Jan - So I had a dream this morning and, well, I don’t remember the exact circumstances that lead to this, but the important part was that there was this giraffe, a maybe 3ft tall, chubby, little giraffe that made a gruff ‘mrr’ noise, and there was a guy and he explained that the giraffe’s name was Alan, Alan Giraffe, which, apparently, was this amazing pun because giraffe sounds like graph and Alan Graph was the guy who invented graph paper.

Feb - Watched The Nice Guys. Why did no one else talk about this movie?

March - Breckin Meyer tried to play off his obvious love for MPG, and how pretty he thinks he is, by posting a picture of James Van Der Beek while wishing MPG a happy bday. I can't deal with that.

April - There was drama in ladies golf over the weekend... a viewer at home saw someone mark their ball, pick it up, and then put it back slightly in the wrong spot and then called or emailed in a day later to mention it and the girl who did it was winning, two strokes ahead of everyone, and they docked her four strokes (two for the ball moving and two for signing her card with an incorrect score) and it was awful, she was crying and everyone was upset and then she tied and went to a play off and lost and Tiger Woods tweeted that people at home shouldn't play referee.

May - One of the channels has been having a marathon of Early Edition. Oh man, that was the show.

June - The other day I thought about looking up new books on parallel universes/quantum mechanics/theoretical physics and the like and then today we were listening to npr in the car and there was a guy talking about that stuff and I was like 'I wonder if this is Brian Greene?' and then it turned out that it was Brian Greene and I had to explain to my father how we don't actually have free will if there are infinite realities.

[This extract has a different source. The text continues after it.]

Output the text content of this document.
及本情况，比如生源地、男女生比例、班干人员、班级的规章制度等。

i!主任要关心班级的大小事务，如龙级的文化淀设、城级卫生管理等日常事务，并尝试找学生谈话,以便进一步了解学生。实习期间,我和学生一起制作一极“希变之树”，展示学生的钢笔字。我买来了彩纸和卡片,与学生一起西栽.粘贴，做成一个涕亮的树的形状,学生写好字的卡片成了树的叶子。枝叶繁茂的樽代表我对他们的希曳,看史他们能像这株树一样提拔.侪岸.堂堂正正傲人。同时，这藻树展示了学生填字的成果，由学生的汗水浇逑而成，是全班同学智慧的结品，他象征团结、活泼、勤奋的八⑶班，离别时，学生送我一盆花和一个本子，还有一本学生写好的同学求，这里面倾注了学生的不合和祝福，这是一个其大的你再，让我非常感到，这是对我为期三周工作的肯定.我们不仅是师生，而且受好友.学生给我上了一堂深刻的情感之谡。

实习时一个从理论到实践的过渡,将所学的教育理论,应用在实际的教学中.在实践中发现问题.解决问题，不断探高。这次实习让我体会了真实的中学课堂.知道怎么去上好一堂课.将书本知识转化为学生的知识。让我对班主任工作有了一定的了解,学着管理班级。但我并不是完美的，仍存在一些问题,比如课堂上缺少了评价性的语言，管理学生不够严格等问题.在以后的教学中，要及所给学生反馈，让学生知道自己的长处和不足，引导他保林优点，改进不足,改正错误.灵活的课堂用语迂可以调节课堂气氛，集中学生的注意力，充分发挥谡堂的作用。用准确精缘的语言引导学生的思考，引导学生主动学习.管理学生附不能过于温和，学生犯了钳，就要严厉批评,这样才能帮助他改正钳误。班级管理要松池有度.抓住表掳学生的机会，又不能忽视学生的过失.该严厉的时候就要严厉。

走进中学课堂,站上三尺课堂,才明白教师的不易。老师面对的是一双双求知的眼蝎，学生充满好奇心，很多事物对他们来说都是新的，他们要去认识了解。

July - Breckin Meyer is so adorable with his flip flops, and having friends, and how he's going to get some terrible monkey disease... those things will eat your face off and he should leave them alone.

Aug - Out of all of Syfy's new shark movies, I liked Toxic Shark the best. It's classic syfy nonsense... there's a corrosive slime spraying shark on the loose that's full of arsenic (which also means it doesn't like magnets?) and when someone gets bit or scraped by the shark they become infected by arsenic (?), which turns them into zombies (and they can also infect other with arsenic (?) if they bite them). It all makes zero sense and they also totally cribbed the ending of Jaws. So incredible.

Sept - This weekend on Bat Masterson we learn that Bat apparently gets to go to secret army weapon symposia, because he knew all about a new kind of pressure explosive (and also nearly got himself exploded).

Oct - This week on Bat Masterson Bat picked up a guy in jail and paid bail for him and then tutored him in how to win at crooked cards.

Nov - Breckin got a puppy!

Dec - I was watching the orig Miricle on 34th Street and the lawyer guy was, like, going to quit his job or get fired or whatever if he lost the case or if his big fancy law firm didn't like that he was defending Kris Kringle and so he's all 'oh, I'll make my own law firm and I'll take cases just like this, for people who are getting pushed around... because that's what makes the law fun.' and it was so totally F&B that I died thinking about how we were robbed of a F&B Christmas where Peter and Jared had to defend someone who thought he was Santa or something redic like that and where Damien would be visited by law ghosts and we'd all learn that saying 'happy holidays' was okay because Pindar's not christian and there's probably some jewish people around too and maybe someone celebrates Kwanzaa (which, lbr, it'd be Stanton and it'd be awkwardly old man racist and ott) and Peter and Jared would try to convince everyone that Die Hard is a christmas movie and then it would miraciously snow at the end.

Okay, so, I cheated on a couple of these and put an extra sentence. But it sort of balances out the ones where I, you know, put no periods in whatsoever for fifteen sentences.

Anyway, it seems like it was a wild year.